You are viewing a plain text version of this content. The canonical link for it is here.
Posted to issues@spark.apache.org by "Stefan Krawczyk (JIRA)" <ji...@apache.org> on 2016/03/24 18:25:25 UTC

[jira] [Commented] (SPARK-14033) Merging Estimator & Model

    [ https://issues.apache.org/jira/browse/SPARK-14033?page=com.atlassian.jira.plugin.system.issuetabpanels:comment-tabpanel&focusedCommentId=15210594#comment-15210594 ] 
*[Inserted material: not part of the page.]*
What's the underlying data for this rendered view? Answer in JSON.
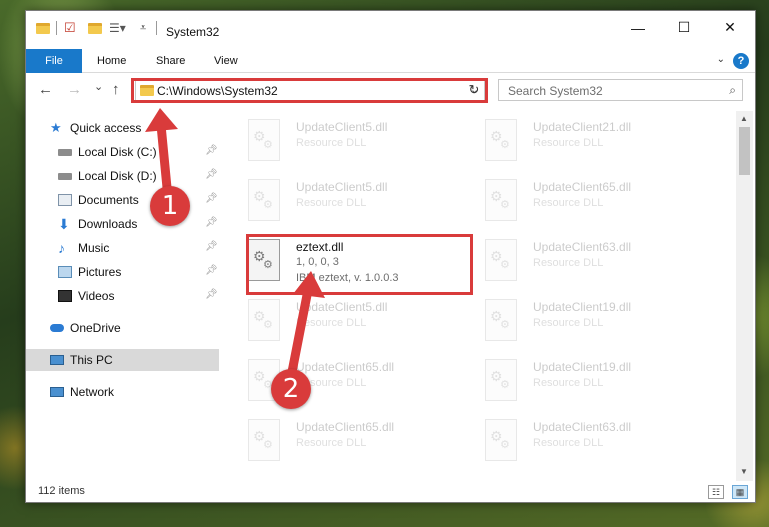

Stefan Krawczyk commented on SPARK-14033:
-----------------------------------------

Nitpick: your document mentions MLLib, bur really this about spark.ml, right?

Questions:
1) What is lacking about the current spark documentation that makes this transition/onboarding difficult for users coming from scikit? 
2) Understanding the distinction between MLLib vs spark.ml is confusing at first, do you think this is perhaps part of the problem?
3) Can you give examples about what is unclear about the current semantics? I would argue the main concepts (http://spark.apache.org/docs/latest/ml-guide.html#main-concepts-in-pipelines) are quite crisp. I agree with [~daniel.siegmann.aol] here that this would make things less clear.
4) Wouldn't this proposal make it more complex to maintain code going forward? Since you're more tightly coupling training with prediction code? 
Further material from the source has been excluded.